Considerando-se a jurisprudência do Supremo Tribunal Federal acerca da Defensoria Pública e de seus membros, é correto afirmar que
- A)é constitucional a lei que disponha sobre direitos e vantagens dos Defensores Públicos cujo processo legislativo tenha se dado a partir de projeto de lei apresentado pelo chefe do Poder Executivo.
Errada, porque direitos e vantagens de Defensores Públicos não podem ser disciplinados livremente por lei estadual se houver vício de iniciativa ou afronta ao modelo constitucional aplicável.
- B)é constitucional a previsão constante de Constituição Estadual que confere foro por prerrogativa de função aos Defensores Públicos daquele Estado da federação.
Errada, porque Constituição Estadual não pode criar foro por prerrogativa de função para Defensores Públicos, já que isso depende de previsão constitucional e não pode ser ampliado por norma local.
- C)é inconstitucional dispositivo de Constituição Estadual que dispõe competir à Assembleia Legislativa do Estado processar e julgar Defensor Público-Geral do Estado nos crimes de responsabilidade.
Certa, pois é inconstitucional atribuir à Assembleia Legislativa o processamento e julgamento do Defensor Público-Geral em crimes de responsabilidade, por invasão de competência e incompatibilidade com a Constituição.
- D)é inconstitucional proposta de emenda à Constituição Federal que disponha sobre a Defensoria Pública e cuja iniciativa do processo legislativo tenha competido a parlamentar federal.
Errada, porque a iniciativa de PEC federal não é reservada a parlamentar federal, já que a Constituição prevê legitimados específicos no art. 60, sem essa restrição indicada na alternativa.
- E)é constitucional a previsão legal que estabelece ser atribuição da Defensoria Pública a defesa judicial de servidores públicos estaduais processados civil ou criminalmente em razão do regular exercício do cargo.
Errada, porque a Defensoria Pública não tem atribuição constitucional para defender judicialmente servidores públicos estaduais por fatos ligados ao cargo, salvo hipóteses legalmente admitidas e compatíveis com sua missão institucional.
Gabarito: C
A Defensoria Pública tem regime constitucional próprio, e o STF costuma derrubar tentativas de “inventar” regras locais que contrariem a Constituição Federal.
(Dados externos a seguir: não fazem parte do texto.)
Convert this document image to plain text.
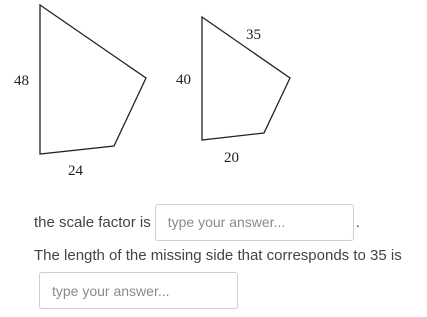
48
24
40
35
20
the scale factor is
type your answer...	.
The length of the missing side that corresponds to 35 is
type your answer...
Aqui, o ponto central é a separação de competências entre os Poderes e a simetria obrigatória com o modelo constitucional da Defensoria. No caso da Constituição Estadual, não pode haver norma atribuindo à Assembleia Legislativa a função de processar e julgar o Defensor Público-Geral em crimes de responsabilidade. Isso invade matéria reservada a outro desenho institucional e cria disciplina incompatível com a Constituição Federal. Em matéria de responsabilidade de agentes públicos e prerrogativas de membros de instituições essenciais à Justiça, o Estado-membro não tem carta branca para criar solução própria fora do modelo constitucional. O STF já firmou entendimento de que normas estaduais que desfiguram a organização e o regime jurídico da Defensoria Pública são inconstitucionais quando extrapolam a competência do Estado ou colidem com a Constituição. Por isso, a alternativa C está correta: a regra estadual que entrega à Assembleia Legislativa o julgamento do Defensor Público-Geral em crime de responsabilidade é inválida. Atenção: a banca gosta de misturar autonomia estadual com limites constitucionais. O Estado pode detalhar aspectos administrativos, mas não pode criar foro, rito de julgamento ou estrutura de responsabilização em desacordo com a Constituição Federal.